There was no harm here.  There was offense only.  Those offended by free speech may speak back offensively.  They may not rip down signs and throw cookies.

Then came an extraordinarily pusillanimous statement from the University of Washington Regents.  Issued after two weeks of thought, it was signed by Gerald Grinstein of Madrona Investment Partners, president of the egents.  It said that the bake sale had been "tasteless" and "hurtful."

"We are deeply disappointed," the regents said, "that the College Republicans' bake sale's 'statement' did not embrace the basic value of respect for its student colleagues."

Were the regents also disappointed in those who tore down the sign and threw the box of cookies at a student's head?  No.  The regents didn't mention them.  The regents proclaimed freedom of speech and condemned only those who had exercised it.

And they said, "We pledge our best efforts to foster a welcoming environment for a diverse University community."

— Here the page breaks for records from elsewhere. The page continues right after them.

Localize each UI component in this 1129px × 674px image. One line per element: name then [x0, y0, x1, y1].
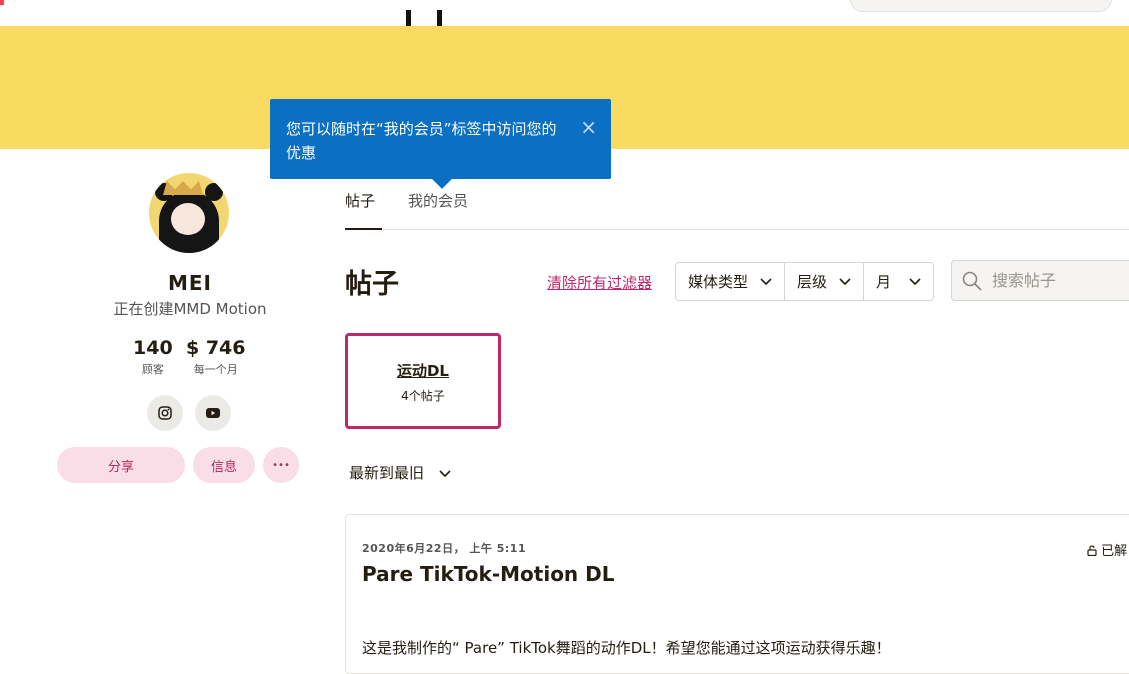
clear-filters-link[interactable]: 清除所有过滤器: [547, 272, 652, 293]
creator-tagline: 正在创建MMD Motion: [113, 300, 267, 318]
more-options-button[interactable]: •••: [263, 447, 299, 483]
youtube-link[interactable]: [195, 395, 231, 431]
share-button[interactable]: 分享: [57, 447, 185, 483]
tab-my-membership[interactable]: 我的会员: [408, 190, 468, 230]
youtube-icon: [206, 408, 220, 418]
instagram-link[interactable]: [147, 395, 183, 431]
filter-bar: 媒体类型 层级 月: [675, 262, 935, 301]
tier-filter[interactable]: 层级: [785, 263, 865, 300]
post-search-box[interactable]: [951, 260, 1129, 301]
instagram-icon: [158, 406, 172, 420]
top-navigation-bar: [0, 0, 1129, 34]
close-icon[interactable]: ×: [580, 117, 597, 137]
sort-dropdown[interactable]: 最新到最旧: [349, 462, 451, 483]
monthly-earnings: $ 746: [186, 337, 246, 359]
tab-posts[interactable]: 帖子: [345, 190, 382, 230]
post-card[interactable]: 2020年6月22日， 上午 5:11 已解 Pare TikTok-Motio…: [345, 514, 1129, 674]
tooltip-arrow: [432, 169, 452, 189]
unlock-icon: [1087, 545, 1097, 557]
search-icon: [962, 271, 982, 291]
tooltip-text: 您可以随时在“我的会员”标签中访问您的优惠: [286, 120, 557, 162]
membership-tooltip: 您可以随时在“我的会员”标签中访问您的优惠 ×: [270, 99, 611, 189]
creator-name: MEI: [167, 271, 212, 295]
patron-count-stat: 140 顾客: [133, 337, 173, 377]
media-type-filter[interactable]: 媒体类型: [676, 263, 786, 300]
sort-label: 最新到最旧: [349, 464, 425, 482]
chevron-down-icon: [760, 275, 772, 289]
content-tabs: 帖子 我的会员: [345, 190, 1129, 230]
media-type-filter-label: 媒体类型: [688, 273, 749, 291]
chevron-down-icon: [909, 275, 921, 289]
chevron-down-icon: [439, 464, 451, 482]
global-search-input[interactable]: [850, 0, 1112, 12]
post-access-status: 已解: [1087, 540, 1127, 559]
collection-card[interactable]: 运动DL 4个帖子: [345, 333, 501, 429]
page-title: 帖子: [345, 269, 399, 300]
post-title[interactable]: Pare TikTok-Motion DL: [362, 562, 614, 586]
post-date: 2020年6月22日， 上午 5:11: [362, 542, 527, 555]
post-access-label: 已解: [1101, 544, 1128, 559]
monthly-earnings-label: 每一个月: [193, 363, 238, 376]
brand-mark: [0, 0, 4, 5]
monthly-earnings-stat: $ 746 每一个月: [186, 337, 246, 377]
month-filter-label: 月: [876, 273, 892, 291]
month-filter[interactable]: 月: [864, 263, 933, 300]
chevron-down-icon: [839, 275, 851, 289]
avatar[interactable]: [149, 173, 229, 253]
patron-count-label: 顾客: [141, 363, 164, 376]
collection-post-count: 4个帖子: [401, 389, 445, 403]
tier-filter-label: 层级: [797, 273, 828, 291]
search-posts-input[interactable]: [992, 271, 1129, 290]
post-body: 这是我制作的“ Pare” TikTok舞蹈的动作DL！希望您能通过这项运动获得…: [362, 639, 891, 657]
message-button[interactable]: 信息: [193, 447, 255, 483]
collection-title[interactable]: 运动DL: [348, 360, 498, 381]
patron-count: 140: [133, 337, 173, 359]
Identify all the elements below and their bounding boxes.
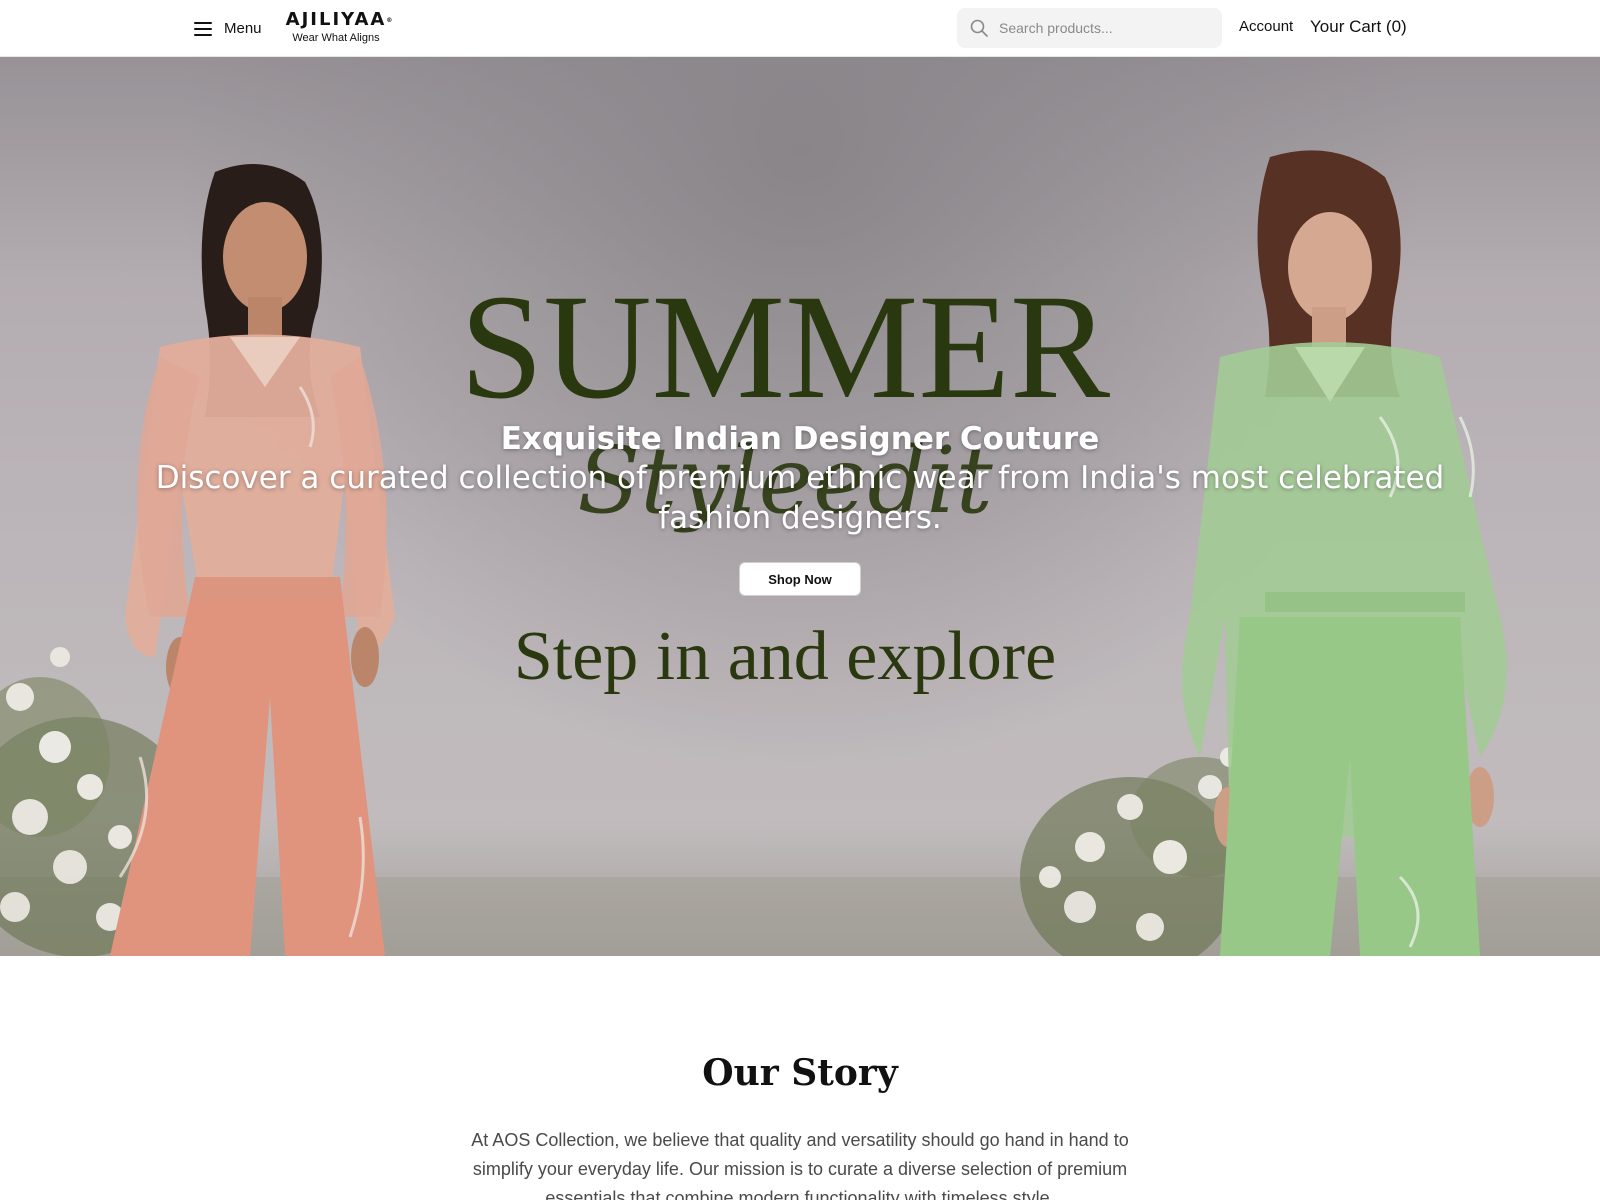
- hero-heading: Exquisite Indian Designer Couture: [500, 421, 1100, 457]
- logo-tagline: Wear What Aligns: [292, 32, 380, 44]
- logo-brand: AJILIYAA®: [285, 9, 393, 30]
- menu-button[interactable]: Menu: [194, 16, 262, 40]
- cart-link[interactable]: Your Cart (0): [1310, 17, 1407, 37]
- search-input[interactable]: [999, 20, 1219, 36]
- search-icon: [970, 19, 988, 37]
- shop-now-button[interactable]: Shop Now: [739, 562, 861, 596]
- site-header: Menu AJILIYAA® Wear What Aligns Account …: [0, 0, 1600, 57]
- menu-label: Menu: [224, 19, 262, 37]
- hamburger-icon: [194, 20, 214, 36]
- story-title: Our Story: [702, 1052, 898, 1094]
- hero-subheading: Discover a curated collection of premium…: [155, 460, 1445, 536]
- search-bar[interactable]: [957, 8, 1222, 48]
- hero-banner: SUMMER Styleedit Step in and explore Exq…: [0, 57, 1600, 956]
- story-text: At AOS Collection, we believe that quali…: [471, 1130, 1129, 1200]
- site-logo[interactable]: AJILIYAA® Wear What Aligns: [279, 9, 399, 45]
- account-link[interactable]: Account: [1239, 18, 1293, 35]
- our-story-section: Our Story At AOS Collection, we believe …: [0, 956, 1600, 1200]
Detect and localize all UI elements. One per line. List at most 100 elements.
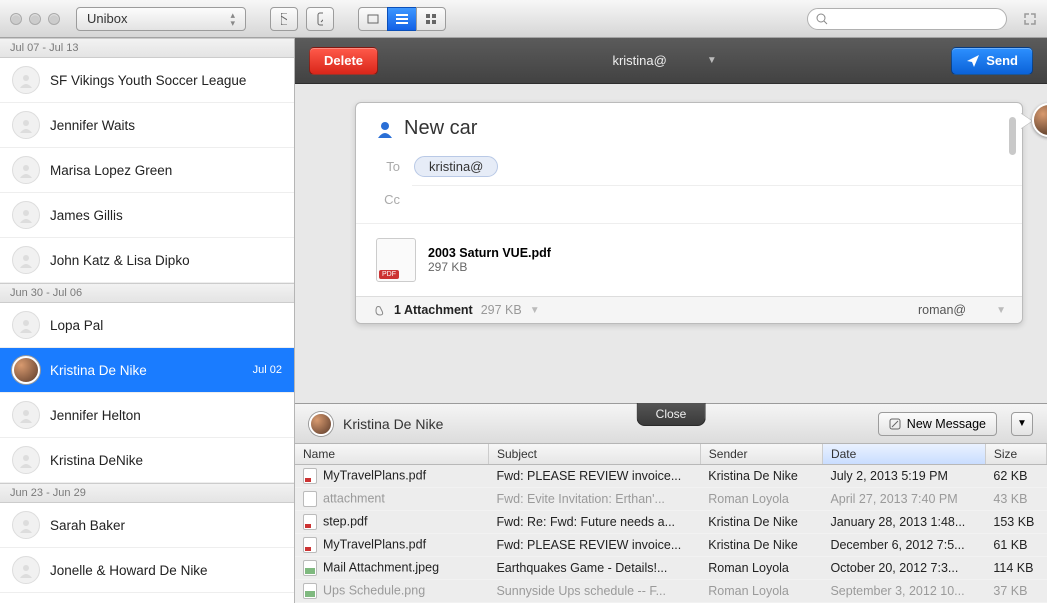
compose-toolbar: Delete kristina@ ▼ Send [295,38,1047,84]
contact-row[interactable]: Jennifer Helton [0,393,294,438]
view-card-icon[interactable] [358,7,388,31]
file-subject: Fwd: PLEASE REVIEW invoice... [488,534,700,557]
inbox-icon[interactable] [270,7,298,31]
chevron-down-icon[interactable]: ▼ [530,305,540,316]
view-segmented [358,7,446,31]
contact-name: Jennifer Waits [50,118,135,133]
contact-row[interactable]: Jennifer Waits [0,103,294,148]
attachment-preview[interactable]: 2003 Saturn VUE.pdf 297 KB [356,223,1022,296]
view-list-icon[interactable] [387,7,417,31]
contact-row[interactable]: Sarah Baker [0,503,294,548]
file-sender: Roman Loyola [700,557,822,580]
file-name: MyTravelPlans.pdf [323,537,426,551]
compose-card: New car To kristina@ Cc 2003 Saturn VUE.… [355,102,1023,324]
avatar [12,311,40,339]
avatar [12,246,40,274]
file-date: December 6, 2012 7:5... [822,534,985,557]
app-name: Unibox [87,7,127,31]
contact-row[interactable]: James Gillis [0,193,294,238]
send-button[interactable]: Send [951,47,1033,75]
sender-avatar [1032,103,1047,137]
to-chip[interactable]: kristina@ [414,156,498,177]
file-icon [303,491,317,507]
file-subject: Fwd: Evite Invitation: Erthan'... [488,488,700,511]
avatar [12,401,40,429]
close-button[interactable]: Close [637,403,706,426]
table-row[interactable]: MyTravelPlans.pdf Fwd: PLEASE REVIEW invo… [295,534,1047,557]
file-sender: Roman Loyola [700,580,822,603]
col-subject[interactable]: Subject [488,444,700,465]
table-row[interactable]: MyTravelPlans.pdfFwd: PLEASE REVIEW invo… [295,465,1047,488]
avatar [12,556,40,584]
account-switcher[interactable]: Unibox ▴▾ [76,7,246,31]
file-name: Mail Attachment.jpeg [323,560,439,574]
date-group-header: Jun 30 - Jul 06 [0,283,294,303]
date-group-header: Jul 07 - Jul 13 [0,38,294,58]
from-dropdown[interactable]: kristina@ ▼ [390,53,939,68]
paper-plane-icon [966,54,980,68]
attachment-size: 297 KB [428,260,551,274]
table-row[interactable]: step.pdfFwd: Re: Fwd: Future needs a...K… [295,511,1047,534]
pdf-icon [376,238,416,282]
file-sender: Roman Loyola [700,488,822,511]
contact-row[interactable]: John Katz & Lisa Dipko [0,238,294,283]
contact-name: SF Vikings Youth Soccer League [50,73,246,88]
new-message-button[interactable]: New Message [878,412,997,436]
attachment-total-size: 297 KB [481,303,522,317]
contact-name: Sarah Baker [50,518,125,533]
contact-name: John Katz & Lisa Dipko [50,253,190,268]
table-row[interactable]: attachment Fwd: Evite Invitation: Erthan'… [295,488,1047,511]
minimize-window[interactable] [29,13,41,25]
content-pane: Delete kristina@ ▼ Send New car [295,38,1047,603]
new-message-menu[interactable]: ▼ [1011,412,1033,436]
file-icon [303,537,317,553]
table-row[interactable]: Ups Schedule.pngSunnyside Ups schedule -… [295,580,1047,603]
col-sender[interactable]: Sender [700,444,822,465]
contact-row[interactable]: SF Vikings Youth Soccer League [0,58,294,103]
contact-name: Marisa Lopez Green [50,163,172,178]
file-size: 62 KB [985,465,1046,488]
contacts-sidebar[interactable]: Jul 07 - Jul 13 SF Vikings Youth Soccer … [0,38,295,603]
subject-field[interactable]: New car [404,117,1002,140]
contact-row[interactable]: Kristina DeNike [0,438,294,483]
contact-row[interactable]: Marisa Lopez Green [0,148,294,193]
attachments-header: Close Kristina De Nike New Message ▼ [295,404,1047,444]
zoom-window[interactable] [48,13,60,25]
contact-name: Lopa Pal [50,318,103,333]
attachments-pane: Close Kristina De Nike New Message ▼ Nam… [295,403,1047,603]
file-date: January 28, 2013 1:48... [822,511,985,534]
file-name: attachment [323,491,385,505]
compose-icon[interactable] [306,7,334,31]
contact-name: Kristina DeNike [50,453,143,468]
contact-name: Jonelle & Howard De Nike [50,563,208,578]
col-size[interactable]: Size [985,444,1046,465]
compose-icon [889,418,901,430]
view-grid-icon[interactable] [416,7,446,31]
file-date: October 20, 2012 7:3... [822,557,985,580]
file-subject: Earthquakes Game - Details!... [488,557,700,580]
scrollbar[interactable] [1009,117,1016,155]
table-row[interactable]: Mail Attachment.jpeg Earthquakes Game - D… [295,557,1047,580]
attachment-name: 2003 Saturn VUE.pdf [428,246,551,260]
col-date[interactable]: Date [822,444,985,465]
contact-date: Jul 02 [253,364,282,376]
contact-name: Jennifer Helton [50,408,141,423]
close-window[interactable] [10,13,22,25]
sender-account-dropdown[interactable]: roman@ ▼ [918,303,1006,317]
chevron-down-icon: ▼ [707,55,717,66]
attachments-table: Name Subject Sender Date Size MyTravelPl… [295,444,1047,603]
contact-row[interactable]: Jonelle & Howard De Nike [0,548,294,593]
file-date: April 27, 2013 7:40 PM [822,488,985,511]
contact-row-selected[interactable]: Kristina De NikeJul 02 [0,348,294,393]
person-icon [376,120,394,138]
avatar [309,412,333,436]
file-icon [303,514,317,530]
contact-row[interactable]: Lopa Pal [0,303,294,348]
search-input[interactable] [807,8,1007,30]
file-date: July 2, 2013 5:19 PM [822,465,985,488]
delete-button[interactable]: Delete [309,47,378,75]
col-name[interactable]: Name [295,444,488,465]
search-icon [816,13,828,25]
fullscreen-icon[interactable] [1023,12,1037,26]
file-date: September 3, 2012 10... [822,580,985,603]
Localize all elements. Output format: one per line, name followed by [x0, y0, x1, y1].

Law Prof. David Bernstein of George Mason University, author of the new free-speech book "You Can't Say That!" (Cato, 2003), said the UW Regents' use of "a welcoming environment" implies that the College Republicans may have created a hostile environment.  And under the antidiscrimination laws, that would be illegal.

"Which is absurd," Bernstein says.  A hostile environment requires acts, or at the very minimum, fighting words.  The College Republicans hadn't done any of that.  They had a sign that said "Affirmative Action is Racism" and a price list that applied liberal social policy to the pricing of cookies.